Kumbakonam gulab jamuns are dense and satisfying, and the lack of syrup is not missed. Patrons at sweet shops unapologetically dunk the sweet into their cups of tea and coffee, much like a biscuit. The delicacy is a mix of khoya, milk powder, ghee, cardamom powder, nuts, and flour mixed together, which gives it a barfi-like consistency. The rich, fatty spheres are then deep fried for the crisp, caramelised texture and coated with the powdered sugar. Unlike the syrupy kala jamun of North India to which this version is most often compared, Kumbakonam gulab jamun is designed for travelers going from one temple town to another, and for those who wish to carry a spill-proof souvenir. Sweets in this region are also largely influenced by seasonality, and gulab jamun is just one of the sweets that have been locally transformed.

Spring marks the end of the date palm jaggery harvest, a highly skilled, hereditary practice known as karupatti extraction. In Tamil food culture, karupatti has traditionally been used more for functional and medicinal purposes than as a confection. However, growing demand for natural sugar and sugar-free sweets has led to the introduction of sweets made with karupatti in local shops, a phenomenon less than a decade old.

Responding to the demand for a healthier sweetener and abundant use of local produce, karupatti kaju katli emerges as a thoughtful reinterpretation of a classic. Just short of Puducherry, cashew orchards in the Cuddalore district come alive as picking season begins at the end of March. The nuts are hand-sorted and pan-roasted to develop a rich, creamy flavour. Combined with the last harvest of date palm jaggery, they form a kaju katli that is earthy, soft, and soothing.
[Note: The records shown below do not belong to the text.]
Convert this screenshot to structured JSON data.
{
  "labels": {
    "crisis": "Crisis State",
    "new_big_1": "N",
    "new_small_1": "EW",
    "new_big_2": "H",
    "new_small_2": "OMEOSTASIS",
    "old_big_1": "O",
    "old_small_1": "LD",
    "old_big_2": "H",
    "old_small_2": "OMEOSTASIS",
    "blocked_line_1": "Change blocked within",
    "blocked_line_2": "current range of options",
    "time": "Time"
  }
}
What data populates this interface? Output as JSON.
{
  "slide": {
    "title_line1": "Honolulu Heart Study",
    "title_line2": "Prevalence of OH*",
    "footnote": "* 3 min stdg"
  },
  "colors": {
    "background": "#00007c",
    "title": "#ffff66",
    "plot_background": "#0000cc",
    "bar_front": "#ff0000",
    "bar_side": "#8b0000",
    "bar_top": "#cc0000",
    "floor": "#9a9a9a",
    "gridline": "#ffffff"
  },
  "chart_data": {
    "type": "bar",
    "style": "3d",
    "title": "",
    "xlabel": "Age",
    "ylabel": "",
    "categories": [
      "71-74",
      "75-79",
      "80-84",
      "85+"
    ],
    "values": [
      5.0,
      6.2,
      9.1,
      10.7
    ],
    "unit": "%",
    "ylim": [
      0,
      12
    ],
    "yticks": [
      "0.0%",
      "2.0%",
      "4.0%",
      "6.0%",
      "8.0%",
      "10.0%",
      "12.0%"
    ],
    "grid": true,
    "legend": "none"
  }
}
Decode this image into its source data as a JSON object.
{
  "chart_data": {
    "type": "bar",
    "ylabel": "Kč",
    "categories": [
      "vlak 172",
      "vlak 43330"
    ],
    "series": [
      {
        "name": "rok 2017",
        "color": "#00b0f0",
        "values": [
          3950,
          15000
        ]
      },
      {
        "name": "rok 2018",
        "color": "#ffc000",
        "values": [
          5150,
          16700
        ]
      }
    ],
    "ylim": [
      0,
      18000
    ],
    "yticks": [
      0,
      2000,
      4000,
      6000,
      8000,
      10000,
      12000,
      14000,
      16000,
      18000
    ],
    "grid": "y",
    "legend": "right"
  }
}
A little ahead on the road, Cuddalore is just 25kms from Puducherry. Here, the rhythms of temple offerings also give way to Puducherry’s French colonial culinary legacies. The scent of the sea mingles with spices along the streets, and snack culture shifts towards fried and breaded treats, culminating in the fish cutlet, a local adaptation of the Portuguese bolinho, a deep-fried fish-and-potato croquette. The Cuddalore fish cutlet is where coastal ingredients meet colonial technique in everyday culinary culture.

The first secret of the Cuddalore fish cutlet lies in the freshness of the fish, as even the mackerel are caught locally, and smaller shops refrain from selling these cutlets as monsoon rolls around, as it is believed that one may catch a fish with eggs during the season and disrupt ecological balance. For the cutlet, the fish is then combined with mashed potatoes, finely chopped onions, green chillies, ginger, garlic, black pepper, and roasted cumin. This mixture is shaped into small patties, coated first in a thin layer of flour, dipped in beaten egg, and finally rolled in breadcrumbs for a crisp exterior. Served at tea with a squeeze of fresh lime and coriander, the cutlets are slightly crunchy while remaining moist and flavoursome inside.

By the time one gets to Puducherry from Srirangam, handbags are laden with snacks, each one a small souvenir. They are shaped by devotional, agricultural and colonial undertones in the form of the vadai, murukkus, portable payasam, and cutlets. Each snack carries with it generations of knowledge, seasonal timing, and local taste sensibilities to create a culinary landscape where culture and daily life converge to remind us that the simplest treats hold the deepest stories.


Tanushree Kulkarni is a cultural historian and food researcher with a decade long background in art history, cultural development and museum practice. Trained in the pastry arts, her work examines the history and cultural power of Indian snacks, bakeries and sweets.
Translations and detailed descriptions are provided to give a better understanding of the story to people from different cultural backgrounds across the globe.